Uit Moordzaken.com
Isabelle Kwakernaat | |
---|---|
Leeftijd | 14 jaar |
Datum | 20 juni 2008 |
Moordplaats | Arnhem |
Moordwijze | Vergiftiging |
Status | Opgelost |
Misdrijf | Moord |
Straf | 8 jaar |
Inhoud |
Isabelle Kwakernaat
In de dagen voor haar dood, voelde de 14-jarige Isabelle Kwakernaat al aan dat het niet goed ging met haar 46-jarige moeder Josje. Op msn en via smstekstberichten had zij al enkele noodkreten verzonden naar vrienden. „Mamma is helemaal gek geworden. Ze heeft me gisteren slaappillen gegeven en overal hangen briefjes.” Een ander msn-contact begreep: moeder was haar kind aan ’t vergiftigen. Twee dagen voor haar dood had ze in een sms-bericht gemeld: ”Ik wil nog niet dood. Help me…”

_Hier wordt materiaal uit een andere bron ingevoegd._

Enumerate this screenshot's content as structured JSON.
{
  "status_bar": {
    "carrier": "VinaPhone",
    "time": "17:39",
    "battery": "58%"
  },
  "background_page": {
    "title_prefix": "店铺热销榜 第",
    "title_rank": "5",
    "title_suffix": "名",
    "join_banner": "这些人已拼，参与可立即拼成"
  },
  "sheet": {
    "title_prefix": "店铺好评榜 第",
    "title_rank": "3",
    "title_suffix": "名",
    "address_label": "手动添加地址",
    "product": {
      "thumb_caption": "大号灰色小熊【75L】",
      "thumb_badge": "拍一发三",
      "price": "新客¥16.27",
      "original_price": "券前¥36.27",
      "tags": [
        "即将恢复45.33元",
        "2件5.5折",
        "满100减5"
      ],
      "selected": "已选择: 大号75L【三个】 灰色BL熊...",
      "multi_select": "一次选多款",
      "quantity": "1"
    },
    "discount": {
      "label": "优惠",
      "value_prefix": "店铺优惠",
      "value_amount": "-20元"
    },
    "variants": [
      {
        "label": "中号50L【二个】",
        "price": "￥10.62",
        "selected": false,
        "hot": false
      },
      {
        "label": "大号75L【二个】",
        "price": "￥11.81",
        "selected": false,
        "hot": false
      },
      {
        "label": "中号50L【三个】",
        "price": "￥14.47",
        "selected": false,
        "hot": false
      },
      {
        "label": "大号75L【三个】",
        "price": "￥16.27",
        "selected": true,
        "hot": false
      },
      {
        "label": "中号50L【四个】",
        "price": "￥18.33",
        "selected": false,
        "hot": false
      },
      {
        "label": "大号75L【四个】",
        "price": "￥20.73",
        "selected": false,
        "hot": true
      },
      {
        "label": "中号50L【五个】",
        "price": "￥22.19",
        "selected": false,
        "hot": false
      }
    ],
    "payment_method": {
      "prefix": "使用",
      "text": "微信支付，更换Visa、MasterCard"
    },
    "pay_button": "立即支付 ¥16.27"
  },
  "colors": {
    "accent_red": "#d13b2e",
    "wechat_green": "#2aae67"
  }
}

Op 20 juni 2008 werd Josje B., met dochter Isabelle boven op zich, aangetroffen naast een sissend leeglopende fles propaangas. Isabelle was toen al overleden. Zij bleek eerst te zijn verdoofd met slaaptabletten en een anti-depressiemiddel, de medicamenten die moeder in de voorafgaande dagen had verzameld.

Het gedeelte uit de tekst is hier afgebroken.